The Insurance Commission stated that most health maintenance organization (HMO) providers are expected to meet the planned increase of P100 million in minimum capital requirements, but seven others will be affected.
On the sidelines of the 74th anniversary of the Philippine Life Insurance Association, Insurance Commissioner Reynaldo Regalado said that this move will ensure that people are “reasonably covered.”
“We studied naman eh, kung ilan lang yung talagang parang tatamaan. Ang una kong naalala is something like seven providers. Meron namang proper yung kanilang procedure. Maliit lang yung cinocover,” Regalado told reporters.
[We studied to see how many would really be affected. The first thing I remembered is something like seven providers. They have proper procedures. They only cover a small portion.]
He also noted that the P10 billion allocation for the HMOs of government employees for next year is not enough, withstanding the current P10 million minimum paid-up capitalization.
“That points to about P7,000 ang computation ko eh per covered person.
So ganun namin kasupportive sa HMO. But it's too small for this kind of coverage for our people, P10 million lang yung capitalization,” he said.
[That points to about P7,000 in my computation per covered person. That's how supportive we are of HMO. But it's too small for this kind of coverage for our people, only P10 million in capitalization.]
The IC earlier issued a draft circular inviting public consultation on revising the rules and regulations governing the minimum capitalization and financial capacity requirements for HMOs.
Under this proposal, the capital base for HMOs will be increased to P50 million for existing domestic HMOs by year-end and to P100 million by the end of 2025 – matching the requirement for new HMOs.
Currently, existing domestic HMOs must have a minimum paid-up capital of at least P10 million.
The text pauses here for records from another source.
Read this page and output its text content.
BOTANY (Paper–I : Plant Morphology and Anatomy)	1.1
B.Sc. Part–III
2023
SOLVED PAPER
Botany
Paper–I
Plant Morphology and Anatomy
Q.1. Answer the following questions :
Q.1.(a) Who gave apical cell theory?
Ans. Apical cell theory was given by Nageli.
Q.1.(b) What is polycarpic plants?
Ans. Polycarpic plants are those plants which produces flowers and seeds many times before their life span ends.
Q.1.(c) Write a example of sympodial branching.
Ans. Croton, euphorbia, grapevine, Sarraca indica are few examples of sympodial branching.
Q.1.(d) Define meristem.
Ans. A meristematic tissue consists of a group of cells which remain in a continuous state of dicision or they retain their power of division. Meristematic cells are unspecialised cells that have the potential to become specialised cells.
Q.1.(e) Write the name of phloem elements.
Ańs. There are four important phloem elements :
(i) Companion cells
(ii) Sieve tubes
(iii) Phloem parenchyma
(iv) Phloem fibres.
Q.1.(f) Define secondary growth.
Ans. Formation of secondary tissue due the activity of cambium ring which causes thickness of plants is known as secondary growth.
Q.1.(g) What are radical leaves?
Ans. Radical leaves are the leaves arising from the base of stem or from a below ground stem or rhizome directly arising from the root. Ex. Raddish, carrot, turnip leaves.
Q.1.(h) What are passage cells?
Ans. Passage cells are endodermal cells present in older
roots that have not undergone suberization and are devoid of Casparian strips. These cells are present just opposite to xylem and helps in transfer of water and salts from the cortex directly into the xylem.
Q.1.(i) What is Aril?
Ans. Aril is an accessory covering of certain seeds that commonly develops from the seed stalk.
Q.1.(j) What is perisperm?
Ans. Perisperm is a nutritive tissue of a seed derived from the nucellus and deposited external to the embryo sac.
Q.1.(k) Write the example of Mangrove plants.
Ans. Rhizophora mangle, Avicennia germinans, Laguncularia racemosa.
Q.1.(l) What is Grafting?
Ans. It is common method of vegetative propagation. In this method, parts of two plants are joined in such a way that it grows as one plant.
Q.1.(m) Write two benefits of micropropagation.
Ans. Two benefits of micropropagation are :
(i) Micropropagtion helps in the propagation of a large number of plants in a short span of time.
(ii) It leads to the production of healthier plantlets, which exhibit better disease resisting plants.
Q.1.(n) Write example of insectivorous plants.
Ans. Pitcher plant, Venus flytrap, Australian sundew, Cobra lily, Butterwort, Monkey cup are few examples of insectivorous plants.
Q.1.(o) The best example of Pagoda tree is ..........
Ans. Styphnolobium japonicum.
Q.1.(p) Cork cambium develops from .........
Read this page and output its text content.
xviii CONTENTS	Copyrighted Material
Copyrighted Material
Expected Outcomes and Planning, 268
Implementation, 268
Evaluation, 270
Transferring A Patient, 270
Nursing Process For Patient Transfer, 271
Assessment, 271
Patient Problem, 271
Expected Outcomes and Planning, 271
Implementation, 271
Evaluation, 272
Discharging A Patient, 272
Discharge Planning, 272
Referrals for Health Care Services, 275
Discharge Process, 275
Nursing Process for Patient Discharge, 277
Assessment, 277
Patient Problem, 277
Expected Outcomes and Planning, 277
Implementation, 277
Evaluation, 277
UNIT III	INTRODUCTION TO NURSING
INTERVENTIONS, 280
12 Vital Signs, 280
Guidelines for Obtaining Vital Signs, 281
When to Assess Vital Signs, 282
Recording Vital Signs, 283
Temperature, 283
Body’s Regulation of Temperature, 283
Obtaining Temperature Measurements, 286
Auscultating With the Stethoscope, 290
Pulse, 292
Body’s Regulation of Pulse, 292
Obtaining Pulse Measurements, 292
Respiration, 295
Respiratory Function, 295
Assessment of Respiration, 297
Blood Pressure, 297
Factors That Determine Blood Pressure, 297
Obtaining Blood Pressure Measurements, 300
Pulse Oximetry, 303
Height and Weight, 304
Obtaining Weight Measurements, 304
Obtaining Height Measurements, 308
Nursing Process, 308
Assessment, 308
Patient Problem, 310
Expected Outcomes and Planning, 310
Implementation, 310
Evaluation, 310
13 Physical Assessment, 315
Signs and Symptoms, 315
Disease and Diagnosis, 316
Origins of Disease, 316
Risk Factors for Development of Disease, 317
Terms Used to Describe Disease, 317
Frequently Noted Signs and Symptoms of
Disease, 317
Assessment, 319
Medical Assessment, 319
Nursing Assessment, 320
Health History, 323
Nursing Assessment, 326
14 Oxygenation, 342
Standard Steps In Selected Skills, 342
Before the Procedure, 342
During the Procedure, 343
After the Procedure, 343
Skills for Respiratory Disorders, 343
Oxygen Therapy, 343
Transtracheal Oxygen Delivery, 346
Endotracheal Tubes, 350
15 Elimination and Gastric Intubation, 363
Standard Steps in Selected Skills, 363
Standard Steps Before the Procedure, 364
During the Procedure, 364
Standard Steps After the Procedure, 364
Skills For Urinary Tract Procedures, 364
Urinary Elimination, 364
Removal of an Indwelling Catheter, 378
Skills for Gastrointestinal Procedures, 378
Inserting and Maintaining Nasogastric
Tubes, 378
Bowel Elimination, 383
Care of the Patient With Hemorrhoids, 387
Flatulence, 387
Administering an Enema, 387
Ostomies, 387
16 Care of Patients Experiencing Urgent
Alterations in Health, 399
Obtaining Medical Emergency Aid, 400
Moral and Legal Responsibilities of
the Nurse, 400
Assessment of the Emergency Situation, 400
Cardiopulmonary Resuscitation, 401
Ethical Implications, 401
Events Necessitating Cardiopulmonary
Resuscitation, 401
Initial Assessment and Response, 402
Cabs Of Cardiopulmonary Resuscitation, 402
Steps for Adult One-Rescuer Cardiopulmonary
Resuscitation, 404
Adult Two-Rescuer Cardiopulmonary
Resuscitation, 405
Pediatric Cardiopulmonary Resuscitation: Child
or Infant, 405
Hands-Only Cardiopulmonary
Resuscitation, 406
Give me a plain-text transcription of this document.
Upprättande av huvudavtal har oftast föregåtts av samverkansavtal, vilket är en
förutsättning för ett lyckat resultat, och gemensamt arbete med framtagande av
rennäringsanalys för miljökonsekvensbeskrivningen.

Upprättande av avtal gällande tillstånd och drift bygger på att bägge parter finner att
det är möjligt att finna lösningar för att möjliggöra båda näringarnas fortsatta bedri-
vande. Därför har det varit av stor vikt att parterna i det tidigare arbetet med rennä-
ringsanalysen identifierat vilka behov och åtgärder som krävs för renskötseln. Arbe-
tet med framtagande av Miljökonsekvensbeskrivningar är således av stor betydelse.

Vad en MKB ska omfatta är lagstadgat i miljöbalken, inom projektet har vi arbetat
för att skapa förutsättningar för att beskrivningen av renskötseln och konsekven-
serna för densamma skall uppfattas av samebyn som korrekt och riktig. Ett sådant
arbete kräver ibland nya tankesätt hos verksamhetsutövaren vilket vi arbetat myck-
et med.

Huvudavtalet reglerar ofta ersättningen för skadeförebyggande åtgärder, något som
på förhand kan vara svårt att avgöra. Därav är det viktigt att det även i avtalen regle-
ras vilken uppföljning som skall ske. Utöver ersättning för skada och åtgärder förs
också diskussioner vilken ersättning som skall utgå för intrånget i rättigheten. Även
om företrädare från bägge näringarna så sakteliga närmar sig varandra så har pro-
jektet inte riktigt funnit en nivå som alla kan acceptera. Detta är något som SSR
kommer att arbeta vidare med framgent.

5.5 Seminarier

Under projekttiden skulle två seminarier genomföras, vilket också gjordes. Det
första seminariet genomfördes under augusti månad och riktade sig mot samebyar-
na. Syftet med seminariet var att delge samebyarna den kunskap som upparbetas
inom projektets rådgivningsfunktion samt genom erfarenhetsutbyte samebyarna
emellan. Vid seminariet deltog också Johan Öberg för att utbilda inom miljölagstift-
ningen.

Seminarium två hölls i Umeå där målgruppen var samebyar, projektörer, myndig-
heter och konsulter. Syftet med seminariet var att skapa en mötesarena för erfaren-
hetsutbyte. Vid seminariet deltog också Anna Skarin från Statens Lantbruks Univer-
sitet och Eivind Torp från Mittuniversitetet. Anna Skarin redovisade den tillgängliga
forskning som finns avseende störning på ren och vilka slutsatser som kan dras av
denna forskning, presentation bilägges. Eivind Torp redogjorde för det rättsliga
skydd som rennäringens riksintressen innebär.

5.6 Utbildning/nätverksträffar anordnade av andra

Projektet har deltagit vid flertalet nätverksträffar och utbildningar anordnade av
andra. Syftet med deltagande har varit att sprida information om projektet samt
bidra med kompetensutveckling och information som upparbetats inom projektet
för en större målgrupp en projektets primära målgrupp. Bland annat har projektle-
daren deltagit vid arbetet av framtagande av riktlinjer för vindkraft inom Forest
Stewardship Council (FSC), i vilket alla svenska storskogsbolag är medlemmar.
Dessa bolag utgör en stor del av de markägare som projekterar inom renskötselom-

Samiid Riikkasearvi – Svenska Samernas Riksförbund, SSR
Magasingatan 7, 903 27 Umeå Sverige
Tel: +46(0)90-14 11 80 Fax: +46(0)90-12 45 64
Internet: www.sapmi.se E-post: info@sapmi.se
By the end of 2025, this will be raised again to P100 million for both existing and new HMOs.
Following this, minimum paid-up capital will further increase to P200 million by 2028, P350 million by 2031, and P500 million by 2034.
Community-based and cooperative HMOs are required to maintain paid-up capital equivalent to 50 percent of that prescribed for a regular HMO.
The IC commissioner emphasized that HMO providers that may not comply with the possible capital increase may merge with other providers.
“Maraming ways we will help them on this maybe they can merge, those are the options that we would like. The adjustment has to be clearly set out,” he said.
The new proposal also seeks the increase of annual supervision fees to P100,000 for gross membership fees of up to P10 million and P500,000 for those over P50 million.
The IC also proposed to raise the security deposit requirement from 20 percent to 25 percent of the actual paid-up capital from the previous year.